Diagnosis of dopa-responsive dystonia (DRD) due to GTP cyclohydrolase I(GTPCH) deficiency (autosomal dominant), tyrosine hydroxylase (TH) deficiency(autosomal recessive) or aromatic L-amino acid decarboxylase (AADC) deficiency(autosomal recessive) is difficult as symptoms are often non-specific. We have established a series of tests which, either in isolation, or in combination allow identification of these disorders. Measurement of biogenic amine neurotransmitter metabolites in cerebrospinal fluid (CSF) shows low levels of homovanillic acid (HVA - dopamine metabolite) in all three conditions. GTPCH deficiency is distinguished by decreased levels of tetrahydrobiopterin and its precursor, neopterin, and AADC deficiency by high levels of 3-O-methyldopa(3OMD).

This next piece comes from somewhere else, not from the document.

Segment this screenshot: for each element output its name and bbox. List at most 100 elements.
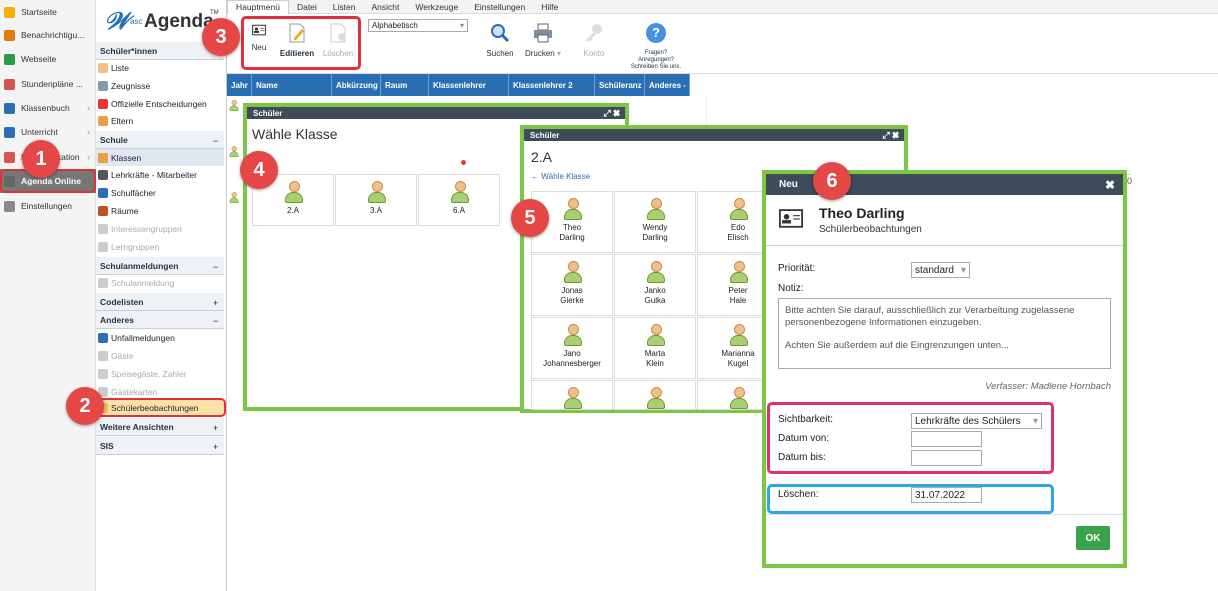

Low levels of HVA, with normal pterins and 3OMD in the absence of brain lesions is highly suggestive of TH deficiency. Diagnosis is also possible in the absence of CSF. 3OMD concentrations are highly elevated in plasma and urine in AADC deficiency. Confirmation of the diagnosis is accomplished by assay of AADC activity in plasma. Evidence for TH deficiency can be obtained by a finding of reduced concentrations of plasma catecholamines, but final confirmation requires DNA mutation analysis as tissues are not readily available for TH enzyme assay. Due to a secondary inhibition of phenylalanine metabolism, DRD can be diagnosed by measurement of phenylalanine and tyrosine in plasma after an oral phenylalanine load. This battery of tests has to date identified 6 cases of AADC deficiency, 4 cases of TH deficiency, and 4 cases of DRD. Of these, 8 had been described as having cerebral palsy (CP) prior to our diagnosis. As CP is normally considered an untreatable disorder, it is important that patients with CP of unknown etiology be tested, as symptoms in DRD and the TH and AADC deficiencies often respond dramatically to treatment with either levodopa, or a mixture of dopamine agonists and monoamine oxidase inhibitors.